Adam Ash asserts that reality may be too complicated for any model to capture correctly.

In particular I do not think that it is at all 'safe' to say '...bifurcation is an artefact and that a rapid collapse will not occur..' when in fact the complexity of your model is such that the potential end result of the sum of all the driving elements diverges exponentially from any cursory target by the power of the number of variables.

If this was believed to be the case about climate in general, the climate modelling groups just wouldn't get the funding they do.

Climate is considered to be a boundary condition problem not a chaotic initial condition problem. Perhaps there could be chaotic interactions if we throw in a few more forcings or effects that are currently not modelled. However the evidence so far is that this doesn't happen - concentrate on the major forcings and the models tend to give you a not unreasonable idea of what will happen even though the models are far from perfect.

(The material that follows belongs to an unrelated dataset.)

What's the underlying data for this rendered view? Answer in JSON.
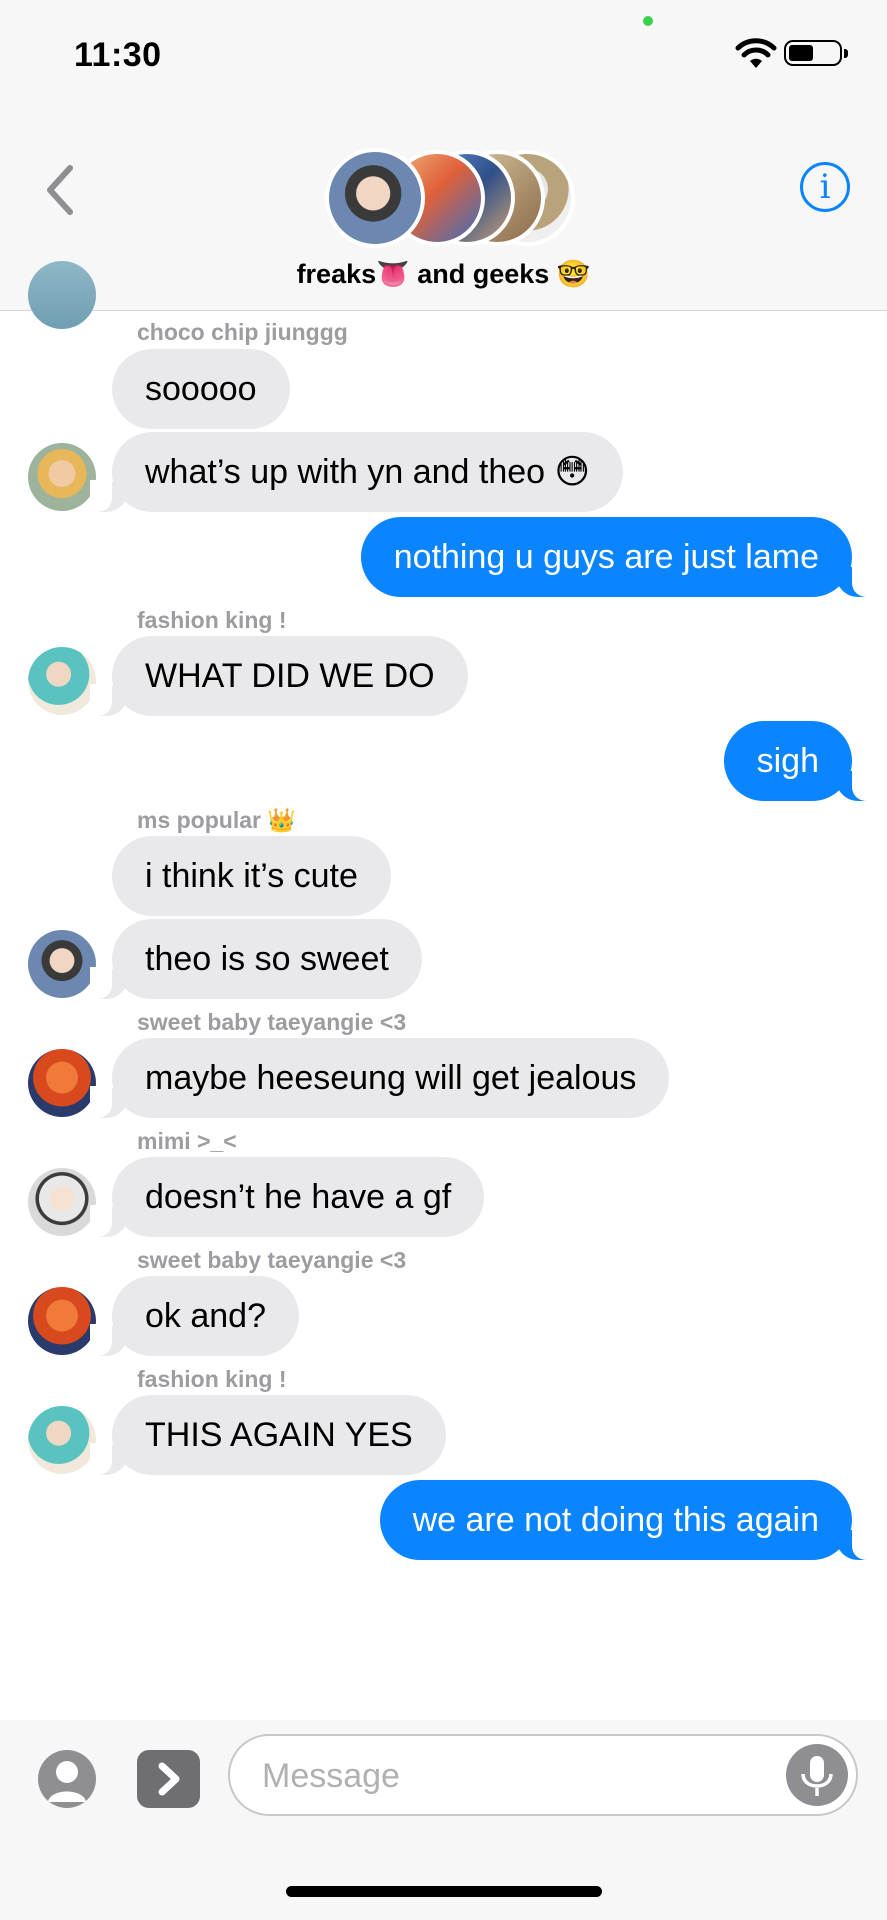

Models are better at some things than others. GCMs are not particularly good at indicating exact level of ice. This doesn't mean the way the modelled ice responds to forcings isn't reasonably realistic.

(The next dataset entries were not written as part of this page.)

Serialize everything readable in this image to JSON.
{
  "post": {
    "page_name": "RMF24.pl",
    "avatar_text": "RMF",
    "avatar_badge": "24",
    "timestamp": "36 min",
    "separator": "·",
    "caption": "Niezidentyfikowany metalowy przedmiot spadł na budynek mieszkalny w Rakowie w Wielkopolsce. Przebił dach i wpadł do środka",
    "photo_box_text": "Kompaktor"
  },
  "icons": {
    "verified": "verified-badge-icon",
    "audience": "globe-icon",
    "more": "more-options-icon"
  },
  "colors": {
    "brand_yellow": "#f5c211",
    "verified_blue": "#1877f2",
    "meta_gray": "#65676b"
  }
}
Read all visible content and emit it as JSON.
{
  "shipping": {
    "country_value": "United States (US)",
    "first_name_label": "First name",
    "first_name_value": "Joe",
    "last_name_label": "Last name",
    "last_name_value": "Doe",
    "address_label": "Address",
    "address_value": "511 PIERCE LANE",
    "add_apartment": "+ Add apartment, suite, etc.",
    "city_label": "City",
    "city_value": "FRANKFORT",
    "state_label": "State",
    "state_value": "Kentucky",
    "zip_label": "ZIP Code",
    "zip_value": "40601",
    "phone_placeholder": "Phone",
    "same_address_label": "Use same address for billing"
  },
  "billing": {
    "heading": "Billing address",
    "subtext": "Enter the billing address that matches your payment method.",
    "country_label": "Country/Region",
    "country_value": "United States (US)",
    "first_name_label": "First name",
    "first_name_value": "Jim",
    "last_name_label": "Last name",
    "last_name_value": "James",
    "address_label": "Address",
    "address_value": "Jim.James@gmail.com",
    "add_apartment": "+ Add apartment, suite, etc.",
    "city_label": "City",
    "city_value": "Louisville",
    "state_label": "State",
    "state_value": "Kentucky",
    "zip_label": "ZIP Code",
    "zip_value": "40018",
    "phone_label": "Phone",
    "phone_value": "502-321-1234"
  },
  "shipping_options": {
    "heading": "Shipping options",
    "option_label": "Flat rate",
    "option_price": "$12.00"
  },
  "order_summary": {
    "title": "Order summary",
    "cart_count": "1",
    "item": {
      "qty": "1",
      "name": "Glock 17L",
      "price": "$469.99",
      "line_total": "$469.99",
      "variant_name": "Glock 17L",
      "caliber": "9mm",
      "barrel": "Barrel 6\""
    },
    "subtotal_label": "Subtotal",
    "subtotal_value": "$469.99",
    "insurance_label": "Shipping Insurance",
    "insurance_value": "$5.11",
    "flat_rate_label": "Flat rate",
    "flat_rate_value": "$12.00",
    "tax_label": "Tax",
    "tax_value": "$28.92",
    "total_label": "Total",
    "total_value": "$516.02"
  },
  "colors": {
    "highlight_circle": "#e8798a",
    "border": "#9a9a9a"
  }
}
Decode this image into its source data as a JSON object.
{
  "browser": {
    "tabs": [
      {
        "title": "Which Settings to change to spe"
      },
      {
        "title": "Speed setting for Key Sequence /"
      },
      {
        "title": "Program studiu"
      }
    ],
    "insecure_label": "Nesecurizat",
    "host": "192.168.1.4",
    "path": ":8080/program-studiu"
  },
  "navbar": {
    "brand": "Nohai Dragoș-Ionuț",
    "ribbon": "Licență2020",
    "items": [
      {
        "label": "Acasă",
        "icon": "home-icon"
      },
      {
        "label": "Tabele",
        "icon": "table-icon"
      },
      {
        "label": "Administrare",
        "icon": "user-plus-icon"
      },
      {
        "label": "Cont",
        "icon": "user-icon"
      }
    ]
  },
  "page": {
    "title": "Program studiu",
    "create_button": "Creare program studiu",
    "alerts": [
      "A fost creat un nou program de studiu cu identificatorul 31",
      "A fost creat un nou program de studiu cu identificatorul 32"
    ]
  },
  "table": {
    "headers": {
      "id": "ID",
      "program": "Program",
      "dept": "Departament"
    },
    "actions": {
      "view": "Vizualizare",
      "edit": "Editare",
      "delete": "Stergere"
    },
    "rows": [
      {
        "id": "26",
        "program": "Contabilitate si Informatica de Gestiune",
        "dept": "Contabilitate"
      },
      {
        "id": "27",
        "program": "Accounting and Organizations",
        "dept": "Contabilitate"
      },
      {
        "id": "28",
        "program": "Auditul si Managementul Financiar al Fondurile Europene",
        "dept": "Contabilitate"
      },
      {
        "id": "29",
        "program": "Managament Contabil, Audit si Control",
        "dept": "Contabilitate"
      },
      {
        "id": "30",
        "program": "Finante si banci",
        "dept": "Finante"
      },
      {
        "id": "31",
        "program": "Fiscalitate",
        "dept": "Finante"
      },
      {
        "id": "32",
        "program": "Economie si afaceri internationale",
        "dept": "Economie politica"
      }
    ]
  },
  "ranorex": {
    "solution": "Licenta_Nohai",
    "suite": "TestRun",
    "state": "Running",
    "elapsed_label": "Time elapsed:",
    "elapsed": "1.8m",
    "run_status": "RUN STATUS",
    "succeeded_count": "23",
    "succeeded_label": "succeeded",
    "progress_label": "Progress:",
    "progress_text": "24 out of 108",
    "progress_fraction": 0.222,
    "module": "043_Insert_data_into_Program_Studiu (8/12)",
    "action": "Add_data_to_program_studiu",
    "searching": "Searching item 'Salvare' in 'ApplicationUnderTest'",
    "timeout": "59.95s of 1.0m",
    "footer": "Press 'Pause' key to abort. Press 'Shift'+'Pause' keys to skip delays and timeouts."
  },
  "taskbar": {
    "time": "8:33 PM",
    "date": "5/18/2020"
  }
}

If you don't like what the models say, then it is possible to invoke some extra necessary complexity so that the result 'diverges exponentially' or chaotically or into a bifurcation or ... Possible yes, but is it likely? Doesn't seem likely to me given all the evidence that weather is chaotic but climate is not. Important matters that are likely to have large effects get modelled first. Yes, modellers may have missed out something important. May but not likely, and without evidence for it, invoking such possibilities seems like it might amount to grasping at any straws.

Perhaps we shouldn't rule out idea of ice having some chaotic or bifurcation behaviour within a climate system that has so far entirely looked like a boundary condition problem not a chaotic initial condition problem. However I don't think we should attach anything more than a low probability to this.

[Adam Ash]

Thanks Crandles.  I was going to say 'Fair comment', but its more than that, your's is informed comment while mine is mostly WAGs based on very imperfect understanding of the depth of your art.

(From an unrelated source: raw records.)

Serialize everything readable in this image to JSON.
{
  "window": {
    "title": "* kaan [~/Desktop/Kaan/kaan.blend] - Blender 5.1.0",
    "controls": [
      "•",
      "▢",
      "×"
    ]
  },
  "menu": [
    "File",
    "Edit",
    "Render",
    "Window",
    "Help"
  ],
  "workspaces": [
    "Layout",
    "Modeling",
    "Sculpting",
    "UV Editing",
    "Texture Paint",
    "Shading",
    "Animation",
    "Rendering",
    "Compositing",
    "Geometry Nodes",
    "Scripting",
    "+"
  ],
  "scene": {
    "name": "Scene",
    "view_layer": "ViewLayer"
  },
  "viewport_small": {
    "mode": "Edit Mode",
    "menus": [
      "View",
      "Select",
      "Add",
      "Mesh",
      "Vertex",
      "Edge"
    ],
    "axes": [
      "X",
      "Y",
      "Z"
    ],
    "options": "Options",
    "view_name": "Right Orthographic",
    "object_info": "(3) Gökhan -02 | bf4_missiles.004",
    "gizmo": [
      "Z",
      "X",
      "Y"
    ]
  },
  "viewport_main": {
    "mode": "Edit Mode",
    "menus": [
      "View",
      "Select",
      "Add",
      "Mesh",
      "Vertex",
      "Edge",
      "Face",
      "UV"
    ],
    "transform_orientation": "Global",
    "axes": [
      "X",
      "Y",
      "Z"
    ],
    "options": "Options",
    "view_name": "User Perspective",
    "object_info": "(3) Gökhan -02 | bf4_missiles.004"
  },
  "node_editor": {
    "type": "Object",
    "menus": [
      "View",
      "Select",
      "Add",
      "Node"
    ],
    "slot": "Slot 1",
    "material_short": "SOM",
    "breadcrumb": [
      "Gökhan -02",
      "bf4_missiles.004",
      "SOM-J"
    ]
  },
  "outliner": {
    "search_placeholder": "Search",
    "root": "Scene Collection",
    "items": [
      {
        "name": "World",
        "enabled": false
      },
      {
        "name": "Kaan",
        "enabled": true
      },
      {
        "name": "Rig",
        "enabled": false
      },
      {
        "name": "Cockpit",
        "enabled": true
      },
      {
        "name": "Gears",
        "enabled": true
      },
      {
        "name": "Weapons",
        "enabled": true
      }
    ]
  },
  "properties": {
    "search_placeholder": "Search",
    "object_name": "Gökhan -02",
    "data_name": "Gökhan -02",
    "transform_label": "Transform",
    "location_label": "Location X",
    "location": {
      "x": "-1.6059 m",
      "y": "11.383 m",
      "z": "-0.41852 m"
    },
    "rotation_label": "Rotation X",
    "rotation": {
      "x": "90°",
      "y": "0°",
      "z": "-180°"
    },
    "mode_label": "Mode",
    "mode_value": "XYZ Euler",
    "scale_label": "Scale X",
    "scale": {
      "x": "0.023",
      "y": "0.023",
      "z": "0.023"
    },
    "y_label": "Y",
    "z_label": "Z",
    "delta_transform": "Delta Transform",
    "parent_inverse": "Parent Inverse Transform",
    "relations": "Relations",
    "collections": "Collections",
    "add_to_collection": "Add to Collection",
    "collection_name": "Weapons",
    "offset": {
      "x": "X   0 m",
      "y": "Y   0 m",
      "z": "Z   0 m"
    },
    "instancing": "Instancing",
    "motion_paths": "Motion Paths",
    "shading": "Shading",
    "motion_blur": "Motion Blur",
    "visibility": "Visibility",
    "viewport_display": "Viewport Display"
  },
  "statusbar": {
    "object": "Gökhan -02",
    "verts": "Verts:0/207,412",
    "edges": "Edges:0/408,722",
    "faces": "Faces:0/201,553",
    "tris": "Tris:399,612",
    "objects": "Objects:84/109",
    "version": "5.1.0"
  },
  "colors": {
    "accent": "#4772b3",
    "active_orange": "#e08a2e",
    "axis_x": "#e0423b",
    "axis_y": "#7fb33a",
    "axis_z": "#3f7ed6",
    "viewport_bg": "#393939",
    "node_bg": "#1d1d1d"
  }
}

Starting from way out in the cold, I'm just trying to discover my own version of meaning among all this.  Your guidance is much appreciated, tho not so highly regarded that I will let it go completely unchallenged!  Bear with me, and my ilk.  Thanks.  AA

[crandles]

there are plenty of other potential feedback effects to consider, and such effects are notoriously difficult to predict accurately, which seems to be the main complaint of other commentators here:

I agree with what you are saying.

I think it worth noting that if you want to push the idea that 'it is notoriously difficult to predict' such missing feedbacks, then you might expect at least some of the models to show a crash. Instead they all show a Gompertz shape:



Adding different things into models seems it can affect level of ice but the gompertz like shape seems to remain. Why not a single case showing accelerating decline towards zero ice? Why would adding more effects to be modelled (presumably expected to be less significant effects as you add more) be different than the differences in the array of models we have seen so far?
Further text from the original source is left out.